Ollie designed the rack based on looking at the shape of the plastic rack and measuring the test tubes he was going to be storing in his rack.
Once the diagram was complete with measurements, the boys headed out to the shed with Matt to construct the rack using wood I had picked up from a discount items bin (I wasn’t sure what we’d use it for when I bought it, but it’s good to have a small supply ready for projects).
Ollie did all of the measuring, marking, cutting, drilling, sanding and waxing himself with a little help. He also wrote his and Toby’s names and the date on the base of the rack which Matt then carved in using a Dremmel-type tool.
Later on we got to try out the new rack for the first two sets of experiments in the chemistry set. The first was a series of dissolving experiments to find out if certain chemicals were soluble or insoluble (new vocab for the boys). The second experiments were to find out if substances dissolved faster in cold or hot water, which were a good chance to try out the spirit lamp supplied.

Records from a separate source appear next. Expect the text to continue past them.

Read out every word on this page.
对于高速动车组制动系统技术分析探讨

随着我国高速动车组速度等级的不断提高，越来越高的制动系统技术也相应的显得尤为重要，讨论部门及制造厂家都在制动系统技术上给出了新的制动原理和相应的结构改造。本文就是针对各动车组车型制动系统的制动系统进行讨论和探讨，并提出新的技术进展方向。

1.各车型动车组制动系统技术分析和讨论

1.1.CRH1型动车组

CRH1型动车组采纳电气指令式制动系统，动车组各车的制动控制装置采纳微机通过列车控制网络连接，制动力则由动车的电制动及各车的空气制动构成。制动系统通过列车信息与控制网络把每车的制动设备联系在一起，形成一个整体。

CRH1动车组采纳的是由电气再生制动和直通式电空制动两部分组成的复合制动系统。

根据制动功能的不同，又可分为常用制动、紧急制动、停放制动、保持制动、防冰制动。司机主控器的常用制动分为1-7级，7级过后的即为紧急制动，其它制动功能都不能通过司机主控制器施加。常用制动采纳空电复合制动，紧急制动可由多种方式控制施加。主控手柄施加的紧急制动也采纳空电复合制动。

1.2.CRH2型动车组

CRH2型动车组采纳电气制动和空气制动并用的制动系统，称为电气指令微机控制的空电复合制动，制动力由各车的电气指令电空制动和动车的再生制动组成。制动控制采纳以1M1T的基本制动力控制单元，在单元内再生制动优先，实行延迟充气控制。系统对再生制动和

The boys were really excited to use the ‘lab’ set up they had asked for a couple of months ago to do ‘proper’ science since we mainly used the kitchen table up until now. They both got a notebook to use to record their findings, and Toby especially liked ticking off the correct predictions he made on the results table I drew for him.
We try to provide a really wide range of opportunities from different subject areas for the kids, but I have to admit I’m enjoying their interest in Science.
Safety bit: As usual, use common sense when doing potentially hazardous activities with kids – proper safety equipment and supervision is required whether wood working or dissolving salt in test (personally, we do the hot bits e.g. heating the test tube for the kids, they do measuring and pouring). Read and follow all the safety notes that come with activities and keep activities within your own comfortable knowledge and experience levels. It’s often helpful to try new things out on your own without the kids ‘helping’ if you haven’t done something before, so you can work out your own risk assessment of the activity ahead of time. Not mentioned on the safety leaflet for our kit, but I think really important to think about is that a spirit lamp is obviously a naked flame, so kids should be in cotton or real wool clothing/ cotton lab coat, not synthetic fibers or a plastic painting overall as these can melt onto skin if they catch fire. Tools, chemicals etc are stored out of reach when not in use, and never used unsupervised.